Dans la règle, le duel naît
d'un malentendu, de quelque propos léger,
d'une vétille. Et c'est pour cela qu'on
verse le sang. Et l'on oublie que le sang
répandu crie vengeance. Et ce n'est pas
seulement du sang répandu que
s'élève vers le ciel un cri de
vengeance, c'est des larmes versées par les
parents, par le père, la mère de la
victime, quand il y en a une. Au prix de quels
soins les parents en deuil avaient
élevé leur fils ! Un cri de
vengeance monte encore des larmes de
l'épouse, de la fiancée, des
frères, des soeurs, des amis de celui qui a
été tué. Toutes les fois que
le duel fait une victime, il en fait par là
même une seconde, le meurtrier ; il en
fait par là même une foule d'autres,
ainsi que je l'ai dit, dans la famille de cette
première victime.
Quelques mots du tort causé aux
universités allemandes par l'usage du duel.

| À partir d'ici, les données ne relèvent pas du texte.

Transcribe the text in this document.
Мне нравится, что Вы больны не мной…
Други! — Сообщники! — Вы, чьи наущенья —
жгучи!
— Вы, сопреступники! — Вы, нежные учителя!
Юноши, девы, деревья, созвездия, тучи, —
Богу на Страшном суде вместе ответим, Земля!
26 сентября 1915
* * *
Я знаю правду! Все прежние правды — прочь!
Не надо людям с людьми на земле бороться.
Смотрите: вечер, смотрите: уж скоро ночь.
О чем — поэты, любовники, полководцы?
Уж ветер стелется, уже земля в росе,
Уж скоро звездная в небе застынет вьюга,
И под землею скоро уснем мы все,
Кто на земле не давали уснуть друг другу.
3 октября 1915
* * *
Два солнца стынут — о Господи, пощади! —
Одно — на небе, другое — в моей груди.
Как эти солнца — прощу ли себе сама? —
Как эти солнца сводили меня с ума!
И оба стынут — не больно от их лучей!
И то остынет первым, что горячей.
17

On imaginera difficilement le temps, les forces,
l'argent consacrés ou perdus dans ces
rencontres, par la longue préparation
qu'elles exigent de nos étudiants. Tout cela
par des hommes qui, dans quelques années,
prendront les titres respectables de professeurs,
de juristes, de médecins, de pasteurs,
deviendront et seront appelés à
être les modèles, les
éducateurs, les chefs, les juges de notre
peuple. Cruelle ironie ! Voici un juge dont le
visage est tout couturé ; sa figure
rappelle par ses balafres d'anciens duels. De quel
droit ce juge appliquera-t-il une peine
sévère au garçon boucher qui
s'est servi un peu trop vigoureusement de ses
poings ? L'homme cultivé n'a-t-il pas
fait pis que le grossier compagnon ? N'est-il
pas plus coupable, parce qu'il est plus cultivé ?
N'était-il
pas davantage obligé par
sa culture à contenir son
ressentiment ?
Les peines qui punissent le duel sont
légères. Supposez que deux compagnons
cordonniers se fussent battus au lieu de nos deux
étudiants, et que l'un d'eux eût
tué l'autre. Le compagnon cordonnier
n'eût-il pas été
châtié plus sévèrement
que le duelliste ? Remarquez qu'en Allemagne
le meurtre par le duel est assimilé par la
loi aux crimes politiques, puni d'années de
forteresse. Aussi, tandis que le meurtrier
ordinaire qui sort de la prison commune,
après avoir fait ses 25 ans de
détention, est montré au doigt,
regardé jusqu'à la fin de ses jours
comme une bête malfaisante, à jamais
déshonoré pour tout dire, le
duelliste est-il reçu à bras ouverts
par la société. Il n'est nullement
déshonoré. Que parlons-nous de
déshonneur ! L'étudiant qui en a
tué un autre en duel jouit d'une
considération particulière. Il ne
serait déshonoré que dans le cas
où, pour un motif de conscience, il aurait
refusé de se battre.
En Allemagne encore, l'officier qui oppose
un pareil refus est banni du corps des officiers.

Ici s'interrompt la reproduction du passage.